A study published in 2010 found that orally administered CBD was ineffective in the treatment of mania symptoms, such as hyperactivity and irritability. Patients with bipolar disorder showed improvement in symptoms while taking CBD in conjunction with antipsychotic medication (olanzapine), but showed no additional benefits with CBD alone.
Not only have studies found the CBD is not effective in managing manic episodes, a meta-analysis published in 2015 also suggests that marijuana use may trigger manic episodes and worsen the symptoms of mania in patients with bipolar disorder. One 2009 study found that cannabis users with bipolar disorder experienced higher levels of overall illness severity and lower levels of life satisfaction compared with non-users, including a lower probability of having a relationship.
A systematic review published in 2020 reported similar findings and strongly advised against prescribing high-THC formulations to patients with psychotic disorders, particularly with youth.
A meta-analysis published in 2019, found that suicide rates were slightly higher among bipolar patients who used marijuana than those who didn't. The study involved 6,375 subjects from 11 studies, and its findings were supported by an earlier review conducted in 2015.
This study also reported that the age of onset (e.g. when symptoms of bipolar disorder first appear) was generally younger for cannabis users than non-users. This is concerning, as early-onset is commonly associated with more severe symptoms throughout a person's life.
Smoking is a particularly harmful way of administering marijuana, as marijuana smoke contains at least 50 of the same known carcinogens found in tobacco. The smoke released when marijuana is burned can also contribute to bronchitis and impaired respiratory function in regular smokers.
As with antidepressants, there is a potential for dependency with marijuana. Current statistics indicate that cannabis dependence syndrome occurs in around 1 in 10 users.
Several studies show that psychosis runs in families. For example, the lifetime risk of developing psychosis for a first-degree relative is up to seven times higher than the general population. If these individuals use marijuana, their risk becomes even higher.

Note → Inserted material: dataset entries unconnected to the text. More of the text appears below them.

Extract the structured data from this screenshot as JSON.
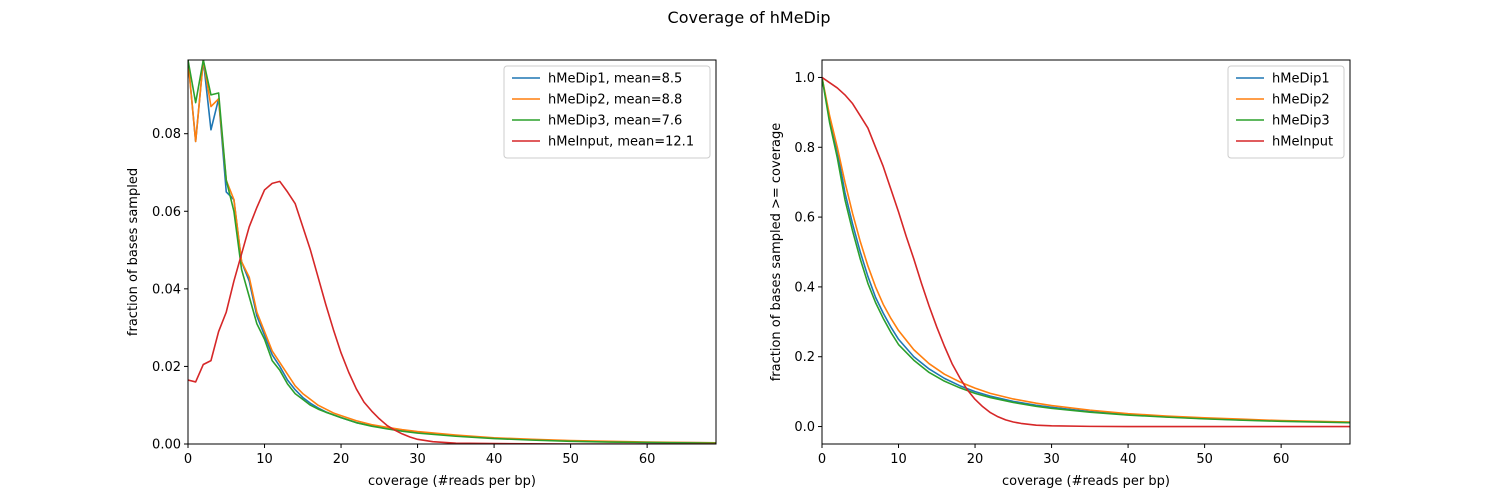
{
  "figure": {
    "title": "Coverage of hMeDip",
    "series_colors": {
      "hMeDip1": "#1f77b4",
      "hMeDip2": "#ff7f0e",
      "hMeDip3": "#2ca02c",
      "hMeInput": "#d62728"
    }
  },
  "chart_data": [
    {
      "type": "line",
      "xlabel": "coverage (#reads per bp)",
      "ylabel": "fraction of bases sampled",
      "xlim": [
        0,
        69
      ],
      "ylim": [
        0,
        0.099
      ],
      "xticks": [
        0,
        10,
        20,
        30,
        40,
        50,
        60
      ],
      "yticks": [
        0.0,
        0.02,
        0.04,
        0.06,
        0.08
      ],
      "ytick_labels": [
        "0.00",
        "0.02",
        "0.04",
        "0.06",
        "0.08"
      ],
      "grid": false,
      "legend_position": "top-right",
      "series": [
        {
          "name": "hMeDip1, mean=8.5",
          "color": "#1f77b4",
          "points": [
            [
              0,
              0.099
            ],
            [
              1,
              0.078
            ],
            [
              2,
              0.099
            ],
            [
              3,
              0.081
            ],
            [
              4,
              0.089
            ],
            [
              5,
              0.065
            ],
            [
              6,
              0.063
            ],
            [
              7,
              0.047
            ],
            [
              8,
              0.042
            ],
            [
              9,
              0.033
            ],
            [
              10,
              0.028
            ],
            [
              11,
              0.023
            ],
            [
              12,
              0.02
            ],
            [
              13,
              0.0165
            ],
            [
              14,
              0.014
            ],
            [
              15,
              0.012
            ],
            [
              16,
              0.0105
            ],
            [
              17,
              0.0093
            ],
            [
              18,
              0.0083
            ],
            [
              19,
              0.0075
            ],
            [
              20,
              0.0068
            ],
            [
              22,
              0.0055
            ],
            [
              24,
              0.0047
            ],
            [
              26,
              0.004
            ],
            [
              28,
              0.0035
            ],
            [
              30,
              0.003
            ],
            [
              35,
              0.0021
            ],
            [
              40,
              0.0015
            ],
            [
              45,
              0.0011
            ],
            [
              50,
              0.0008
            ],
            [
              55,
              0.0006
            ],
            [
              60,
              0.0004
            ],
            [
              69,
              0.0003
            ]
          ]
        },
        {
          "name": "hMeDip2, mean=8.8",
          "color": "#ff7f0e",
          "points": [
            [
              0,
              0.099
            ],
            [
              1,
              0.078
            ],
            [
              2,
              0.099
            ],
            [
              3,
              0.087
            ],
            [
              4,
              0.089
            ],
            [
              5,
              0.068
            ],
            [
              6,
              0.063
            ],
            [
              7,
              0.047
            ],
            [
              8,
              0.043
            ],
            [
              9,
              0.034
            ],
            [
              10,
              0.029
            ],
            [
              11,
              0.024
            ],
            [
              12,
              0.021
            ],
            [
              13,
              0.018
            ],
            [
              14,
              0.015
            ],
            [
              15,
              0.013
            ],
            [
              16,
              0.0115
            ],
            [
              17,
              0.01
            ],
            [
              18,
              0.009
            ],
            [
              19,
              0.008
            ],
            [
              20,
              0.0073
            ],
            [
              22,
              0.006
            ],
            [
              24,
              0.005
            ],
            [
              26,
              0.0043
            ],
            [
              28,
              0.0037
            ],
            [
              30,
              0.0032
            ],
            [
              35,
              0.0023
            ],
            [
              40,
              0.0016
            ],
            [
              45,
              0.0012
            ],
            [
              50,
              0.0009
            ],
            [
              55,
              0.0007
            ],
            [
              60,
              0.0005
            ],
            [
              69,
              0.0003
            ]
          ]
        },
        {
          "name": "hMeDip3, mean=7.6",
          "color": "#2ca02c",
          "points": [
            [
              0,
              0.099
            ],
            [
              1,
              0.088
            ],
            [
              2,
              0.099
            ],
            [
              3,
              0.09
            ],
            [
              4,
              0.0905
            ],
            [
              5,
              0.068
            ],
            [
              6,
              0.06
            ],
            [
              7,
              0.045
            ],
            [
              8,
              0.038
            ],
            [
              9,
              0.031
            ],
            [
              10,
              0.027
            ],
            [
              11,
              0.0215
            ],
            [
              12,
              0.019
            ],
            [
              13,
              0.0155
            ],
            [
              14,
              0.013
            ],
            [
              15,
              0.0115
            ],
            [
              16,
              0.01
            ],
            [
              17,
              0.009
            ],
            [
              18,
              0.0082
            ],
            [
              19,
              0.0075
            ],
            [
              20,
              0.0068
            ],
            [
              22,
              0.0055
            ],
            [
              24,
              0.0046
            ],
            [
              26,
              0.0039
            ],
            [
              28,
              0.0033
            ],
            [
              30,
              0.0028
            ],
            [
              35,
              0.002
            ],
            [
              40,
              0.0014
            ],
            [
              45,
              0.001
            ],
            [
              50,
              0.0007
            ],
            [
              55,
              0.0005
            ],
            [
              60,
              0.0004
            ],
            [
              69,
              0.0002
            ]
          ]
        },
        {
          "name": "hMeInput, mean=12.1",
          "color": "#d62728",
          "points": [
            [
              0,
              0.0165
            ],
            [
              1,
              0.016
            ],
            [
              2,
              0.0205
            ],
            [
              3,
              0.0215
            ],
            [
              4,
              0.029
            ],
            [
              5,
              0.034
            ],
            [
              6,
              0.042
            ],
            [
              7,
              0.049
            ],
            [
              8,
              0.056
            ],
            [
              9,
              0.061
            ],
            [
              10,
              0.0655
            ],
            [
              11,
              0.0672
            ],
            [
              12,
              0.0677
            ],
            [
              13,
              0.065
            ],
            [
              14,
              0.062
            ],
            [
              15,
              0.056
            ],
            [
              16,
              0.05
            ],
            [
              17,
              0.043
            ],
            [
              18,
              0.036
            ],
            [
              19,
              0.0295
            ],
            [
              20,
              0.0235
            ],
            [
              21,
              0.0185
            ],
            [
              22,
              0.0142
            ],
            [
              23,
              0.0108
            ],
            [
              24,
              0.0085
            ],
            [
              25,
              0.0065
            ],
            [
              26,
              0.0048
            ],
            [
              27,
              0.0036
            ],
            [
              28,
              0.0026
            ],
            [
              29,
              0.0018
            ],
            [
              30,
              0.0012
            ],
            [
              32,
              0.0006
            ],
            [
              35,
              0.0002
            ],
            [
              40,
              0.0001
            ],
            [
              50,
              0.0
            ],
            [
              69,
              0.0
            ]
          ]
        }
      ]
    },
    {
      "type": "line",
      "xlabel": "coverage (#reads per bp)",
      "ylabel": "fraction of bases sampled >= coverage",
      "xlim": [
        0,
        69
      ],
      "ylim": [
        -0.05,
        1.05
      ],
      "xticks": [
        0,
        10,
        20,
        30,
        40,
        50,
        60
      ],
      "yticks": [
        0.0,
        0.2,
        0.4,
        0.6,
        0.8,
        1.0
      ],
      "ytick_labels": [
        "0.0",
        "0.2",
        "0.4",
        "0.6",
        "0.8",
        "1.0"
      ],
      "grid": false,
      "legend_position": "top-right",
      "series": [
        {
          "name": "hMeDip1",
          "color": "#1f77b4",
          "points": [
            [
              0,
              1.0
            ],
            [
              1,
              0.88
            ],
            [
              2,
              0.79
            ],
            [
              3,
              0.67
            ],
            [
              4,
              0.58
            ],
            [
              5,
              0.5
            ],
            [
              6,
              0.43
            ],
            [
              7,
              0.37
            ],
            [
              8,
              0.325
            ],
            [
              9,
              0.285
            ],
            [
              10,
              0.25
            ],
            [
              12,
              0.2
            ],
            [
              14,
              0.165
            ],
            [
              16,
              0.138
            ],
            [
              18,
              0.117
            ],
            [
              20,
              0.1
            ],
            [
              22,
              0.087
            ],
            [
              25,
              0.072
            ],
            [
              28,
              0.061
            ],
            [
              30,
              0.055
            ],
            [
              35,
              0.043
            ],
            [
              40,
              0.034
            ],
            [
              45,
              0.028
            ],
            [
              50,
              0.023
            ],
            [
              55,
              0.019
            ],
            [
              60,
              0.016
            ],
            [
              69,
              0.012
            ]
          ]
        },
        {
          "name": "hMeDip2",
          "color": "#ff7f0e",
          "points": [
            [
              0,
              1.0
            ],
            [
              1,
              0.89
            ],
            [
              2,
              0.8
            ],
            [
              3,
              0.7
            ],
            [
              4,
              0.61
            ],
            [
              5,
              0.53
            ],
            [
              6,
              0.46
            ],
            [
              7,
              0.4
            ],
            [
              8,
              0.35
            ],
            [
              9,
              0.31
            ],
            [
              10,
              0.275
            ],
            [
              12,
              0.22
            ],
            [
              14,
              0.18
            ],
            [
              16,
              0.15
            ],
            [
              18,
              0.128
            ],
            [
              20,
              0.11
            ],
            [
              22,
              0.095
            ],
            [
              25,
              0.079
            ],
            [
              28,
              0.067
            ],
            [
              30,
              0.06
            ],
            [
              35,
              0.047
            ],
            [
              40,
              0.037
            ],
            [
              45,
              0.03
            ],
            [
              50,
              0.025
            ],
            [
              55,
              0.021
            ],
            [
              60,
              0.017
            ],
            [
              69,
              0.013
            ]
          ]
        },
        {
          "name": "hMeDip3",
          "color": "#2ca02c",
          "points": [
            [
              0,
              1.0
            ],
            [
              1,
              0.87
            ],
            [
              2,
              0.77
            ],
            [
              3,
              0.65
            ],
            [
              4,
              0.56
            ],
            [
              5,
              0.48
            ],
            [
              6,
              0.41
            ],
            [
              7,
              0.355
            ],
            [
              8,
              0.31
            ],
            [
              9,
              0.27
            ],
            [
              10,
              0.235
            ],
            [
              12,
              0.19
            ],
            [
              14,
              0.155
            ],
            [
              16,
              0.13
            ],
            [
              18,
              0.111
            ],
            [
              20,
              0.095
            ],
            [
              22,
              0.083
            ],
            [
              25,
              0.069
            ],
            [
              28,
              0.058
            ],
            [
              30,
              0.052
            ],
            [
              35,
              0.041
            ],
            [
              40,
              0.033
            ],
            [
              45,
              0.027
            ],
            [
              50,
              0.022
            ],
            [
              55,
              0.018
            ],
            [
              60,
              0.015
            ],
            [
              69,
              0.011
            ]
          ]
        },
        {
          "name": "hMeInput",
          "color": "#d62728",
          "points": [
            [
              0,
              1.0
            ],
            [
              1,
              0.985
            ],
            [
              2,
              0.97
            ],
            [
              3,
              0.95
            ],
            [
              4,
              0.925
            ],
            [
              5,
              0.89
            ],
            [
              6,
              0.855
            ],
            [
              7,
              0.8
            ],
            [
              8,
              0.745
            ],
            [
              9,
              0.68
            ],
            [
              10,
              0.615
            ],
            [
              11,
              0.545
            ],
            [
              12,
              0.48
            ],
            [
              13,
              0.41
            ],
            [
              14,
              0.345
            ],
            [
              15,
              0.285
            ],
            [
              16,
              0.23
            ],
            [
              17,
              0.18
            ],
            [
              18,
              0.14
            ],
            [
              19,
              0.105
            ],
            [
              20,
              0.078
            ],
            [
              21,
              0.057
            ],
            [
              22,
              0.04
            ],
            [
              23,
              0.028
            ],
            [
              24,
              0.019
            ],
            [
              25,
              0.013
            ],
            [
              26,
              0.009
            ],
            [
              28,
              0.004
            ],
            [
              30,
              0.002
            ],
            [
              35,
              0.0005
            ],
            [
              40,
              0.0
            ],
            [
              69,
              0.0
            ]
          ]
        }
      ]
    }
  ]
}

Pre-existing genetic vulnerability may be related to the AKT1 gene or genes that control an enzyme called catechol-O-methyltransferase.
The Bottom Line
Overall, research regarding the safety and efficacy of marijuana in the management of bipolar disorders is scarce—and with contradictory and inconclusive results, it's impossible to say whether marijuana is a good or bad thing for bipolar disorder.
Preclinical and clinical evidence does hold promise for individuals who suffer from this debilitating condition. However, further research is needed on the short-term and long-term effects before any clinical recommendations can be made.